His best friend Randy Oveson credited him with saving his life by showing up at Oveson’s house at 5:30 a.m. for daily hikes to help him lose weight. Early on, when Oveson wanted to quit, Hewitt asked him to step on a scale.
“The weight difference between us was 80 pounds,’” Oveson said. “Paul said, ‘Tomorrow, I’m going to show up with an 80-pound pack and we’re going to go hiking.’ How do you say no to someone who’s willing to do that for you?”
Oveson credited Hewitt’s help for his ability to withstand a heart attack Oveson suffered years later.
“When I say that Paul saved my life, I truly mean that Paul saved my life,” he said.

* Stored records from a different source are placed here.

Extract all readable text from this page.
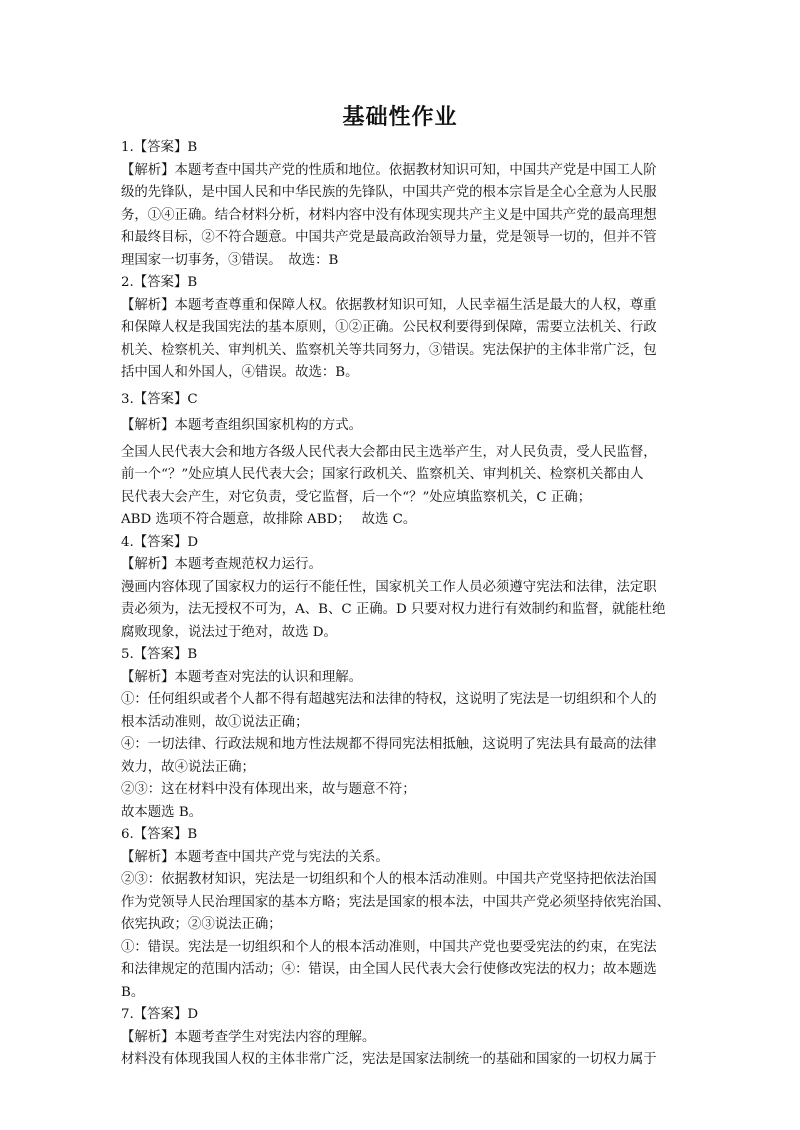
基础性作业
1.【答案】B
【解析】本题考查中国共产党的性质和地位。依据教材知识可知，中国共产党是中国工人阶
级的先锋队，是中国人民和中华民族的先锋队，中国共产党的根本宗旨是全心全意为人民服
务，①④正确。结合材料分析，材料内容中没有体现实现共产主义是中国共产党的最高理想
和最终目标，②不符合题意。中国共产党是最高政治领导力量，党是领导一切的，但并不管
理国家一切事务，③错误。　故选：B
2.【答案】B
【解析】本题考查尊重和保障人权。依据教材知识可知，人民幸福生活是最大的人权，尊重
和保障人权是我国宪法的基本原则，①②正确。公民权利要得到保障，需要立法机关、行政
机关、检察机关、审判机关、监察机关等共同努力，③错误。宪法保护的主体非常广泛，包
括中国人和外国人，④错误。故选：B。
3.【答案】C
【解析】本题考查组织国家机构的方式。
全国人民代表大会和地方各级人民代表大会都由民主选举产生，对人民负责，受人民监督，
前一个“？”处应填人民代表大会；国家行政机关、监察机关、审判机关、检察机关都由人
民代表大会产生，对它负责，受它监督，后一个“？”处应填监察机关，C 正确；
ABD 选项不符合题意，故排除 ABD；　 故选 C。
4.【答案】D
【解析】本题考查规范权力运行。
漫画内容体现了国家权力的运行不能任性，国家机关工作人员必须遵守宪法和法律，法定职
责必须为，法无授权不可为，A、B、C 正确。D 只要对权力进行有效制约和监督，就能杜绝
腐败现象，说法过于绝对，故选 D。
5.【答案】B
【解析】本题考查对宪法的认识和理解。
①：任何组织或者个人都不得有超越宪法和法律的特权，这说明了宪法是一切组织和个人的
根本活动准则，故①说法正确；
④：一切法律、行政法规和地方性法规都不得同宪法相抵触，这说明了宪法具有最高的法律
效力，故④说法正确；
②③：这在材料中没有体现出来，故与题意不符；
故本题选 B。
6.【答案】B
【解析】本题考查中国共产党与宪法的关系。
②③：依据教材知识，宪法是一切组织和个人的根本活动准则。中国共产党坚持把依法治国
作为党领导人民治理国家的基本方略；宪法是国家的根本法，中国共产党必须坚持依宪治国、
依宪执政；②③说法正确；
①：错误。宪法是一切组织和个人的根本活动准则，中国共产党也要受宪法的约束，在宪法
和法律规定的范围内活动；④：错误，由全国人民代表大会行使修改宪法的权力；故本题选
B。
7.【答案】D
【解析】本题考查学生对宪法内容的理解。
材料没有体现我国人权的主体非常广泛，宪法是国家法制统一的基础和国家的一切权力属于
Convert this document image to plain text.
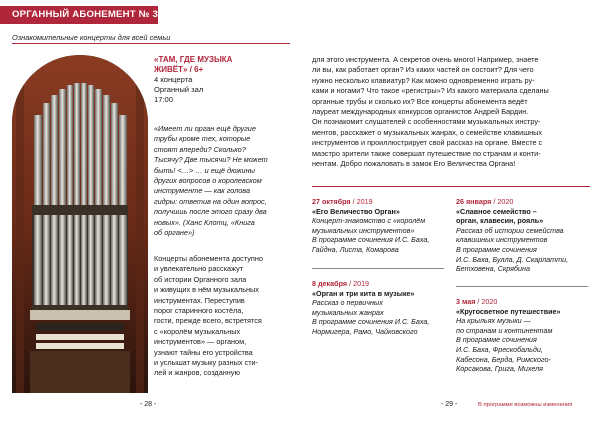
ОРГАННЫЙ АБОНЕМЕНТ № 3
Ознакомительные концерты для всей семьи
«ТАМ, ГДЕ МУЗЫКА
ЖИВЁТ» / 6+
4 концерта
Органный зал
17:00
«Имеет ли орган ещё другие
трубы кроме тех, которые
стоят впереди? Сколько?
Тысячу? Две тысячи? Не может
быть! <…> … и ещё дюжины
других вопросов о королевском
инструменте — как голова
гидры: ответив на один вопрос,
получишь после этого сразу два
новых». (Ханс Клотц, «Книга
об органе»)
Концерты абонемента доступно
и увлекательно расскажут
об истории Органного зала
и живущих в нём музыкальных
инструментах. Переступив
порог старинного костёла,
гости, прежде всего, встретятся
с «королём музыкальных
инструментов» — органом,
узнают тайны его устройства
и услышат музыку разных сти-
лей и жанров, созданную
- 28 -
для этого инструмента. А секретов очень много! Например, знаете
ли вы, как работает орган? Из каких частей он состоит? Для чего
нужно несколько клавиатур? Как можно одновременно играть ру-
ками и ногами? Что такое «регистры»? Из какого материала сделаны
органные трубы и сколько их? Все концерты абонемента ведёт
лауреат международных конкурсов органистов Андрей Бардин.
Он познакомит слушателей с особенностями музыкальных инстру-
ментов, расскажет о музыкальных жанрах, о семействе клавишных
инструментов и проиллюстрирует свой рассказ на органе. Вместе с
маэстро зрители также совершат путешествие по странам и конти-
нентам. Добро пожаловать в замок Его Величества Органа!
27 октября / 2019
«Его Величество Орган»
Концерт-знакомство с «королём
музыкальных инструментов»
В программе сочинения И.С. Баха,
Гайдна, Листа, Комарова
8 декабря / 2019
«Орган и три кита в музыке»
Рассказ о первичных
музыкальных жанрах
В программе сочинения И.С. Баха,
Нормигера, Рамо, Чайковского
26 января / 2020
«Славное семейство –
орган, клавесин, рояль»
Рассказ об истории семейства
клавишных инструментов
В программе сочинения
И.С. Баха, Булла, Д. Скарлатти,
Бетховена, Скрябина
3 мая / 2020
«Кругосветное путешествие»
На крыльях музыки —
по странам и континентам
В программе сочинения
И.С. Баха, Фрескобальди,
Кабесона, Берда, Римского-
Корсакова, Грига, Михеля
- 29 -	В программе возможны изменения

Oveson spoke at a podium on the Eccles Center stage opposite a portrait of Hewitt that shared a spotlight with the fallen chief’s fire suit, the words “PCFD” and “Hewitt” emblazoned in bright green on the tan canvas uniform.
Hewitt died July 23, three days shy of his 59th birthday, from injuries sustained in an off-road-vehicle accident while on vacation with his family in Oregon.
He had led the Park City Fire District since 2011, a post he called his dream job, and one that came after two decades with the Salt Lake City Fire District and a year as a fire chief in Arizona.
Oveson said Hewitt was always at or near the top of his classes in college and received multiple degrees from what is now Utah Valley University, including in computer-assisted design and fire-safety related courses.
He recalled Hewitt’s relentless energy and drive.
“At his core, Paul could not sit still if there was something that needed improvement, that’s just who he was,” Oveson said. “ … Everything he turned his attention to, he improved.”
Alec Hewitt, Paul Hewitt’s son, described another side of his dad, identifying himself as an introvert and saying his father bonded with him during quiet moments on a porch observing nature or simply by coexisting in silence.
Battalion Chief Peter Emery described Hewitt’s physical feats and their rim-to-rim Grand Canyon runs that somehow lengthened each year. But he said Hewitt’s best days were when he’d return to work covered in grease, beaming because he’d been able to help change someone’s tire.
“If Paul ever helped you, he somehow made it feel like you were doing him a favor,” Emery said.
A photo montage showed Hewitt spending time outdoors, much of it apparently with loved ones and children. His daughter Rachelle Hewitt-Oteo told of the rope swings, zip lines and other apparatuses Hewitt would rig on camping trips for kids to play with.
She remembered her dad warming stones by the fire to wrap in towels and put in sleeping bags, braiding her hair when she was too young to do it herself and always being able to fix her car.
“He was our Superman,” she said.
Hewitt’s fiance Kelly Trang told of a whirlwind, 10-month romance, true love that found them both late in life. They knew they wanted to spend the rest of their lives together after one month, Trang said, and Hewitt proposed after five months.
“We were supposed to grow old together,” she said.
At the end of the ceremony, firefighters folded an American flag in silence and presented it to Trang, Hewitt’s helmet going to his son, Alec.
Then a fire bell tolled three times, ringing until silenced by the white-gloved hand of a firefighter. A summons for the chief sounded over a radio, then again, three final calls he could not answer. His fellow firefighters said his task was now done, and done well.